Satrio Wiratama
- Other names: "Rio"; Li Ao;
- Species: Giant panda
- Sex: Male
- Born: 27 November 2025 (age 10 months) Taman Safari, Cisarua, West Java, Indonesia
- Known for: the first giant panda born in Indonesia
- Parents: Hu Chun (mother); Cai Tao (father);
- Weight: 13.7 kg (30 lb) (six months old)

= Satrio Wiratama =

Male giant panda (born 2025)

Satrio Wiratama (born 27 November 2025), also known as Rio or Li Ao, is a male giant panda. He was the first giant panda born in Indonesia, and his birth improved China–Indonesia relations. His parents, Hu Chun and Cai Tao, arrived in Indonesia due to a ten-year panda diplomacy with China. During the first six months of his life, Satrio Wiratama grew rapidly. He was intended to make his public debut at Taman Safari in late May 2026, but he did not appear until 9 June.

==Life and family==
Satrio Wiratama was born on 27 November 2025 at Taman Safari in Cisarua, West Java, Indonesia, to mother Hu Chun and father Cai Tao, who were 15 years old at the time of his birth. His parents arrived in Indonesia in September 2017 as part of a ten-year panda diplomacy with China. He lives 70 kilometres from Jakarta with his parents in an enclosure that The Independent described as "palace-like".

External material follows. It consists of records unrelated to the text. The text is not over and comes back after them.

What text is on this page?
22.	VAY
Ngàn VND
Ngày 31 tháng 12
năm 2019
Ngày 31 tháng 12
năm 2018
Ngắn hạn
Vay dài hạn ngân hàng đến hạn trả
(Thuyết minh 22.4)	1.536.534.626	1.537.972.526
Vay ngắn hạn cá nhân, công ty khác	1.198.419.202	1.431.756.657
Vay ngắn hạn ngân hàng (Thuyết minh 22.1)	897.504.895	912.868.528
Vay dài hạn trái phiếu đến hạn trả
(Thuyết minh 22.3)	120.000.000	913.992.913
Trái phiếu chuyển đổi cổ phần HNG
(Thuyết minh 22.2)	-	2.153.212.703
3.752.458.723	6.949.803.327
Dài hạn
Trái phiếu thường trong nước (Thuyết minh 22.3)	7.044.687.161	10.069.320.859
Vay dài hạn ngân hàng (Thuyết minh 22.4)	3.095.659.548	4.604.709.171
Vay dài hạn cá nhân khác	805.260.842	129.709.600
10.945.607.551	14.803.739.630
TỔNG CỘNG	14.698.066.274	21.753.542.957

Satrio is the first giant panda born in Indonesia, and the first giant panda to be born outside China in three years. His birth symbolises strong China–Indonesia relations, according to Raja Juli Antoni, the Minister of Forestry. The name Satrio Wiratama, which was chosen by the president of Indonesia, Prabowo Subianto, following a request by Taman Safari, means "warrior, noble, brave and virtuous". Furthermore, according to Taman Safari, Satrio's name represents China and Indonesia's shared dedication to preserving endangered species. Satrio was also nicknamed "Rio".

At six months old, Satrio weighed 13.7 kilograms, and he was reported to be rapidly developing both physically and mentally. He was initially supposed to make his public debut at Taman Safari in late May 2026, but he did not appear until 9 June.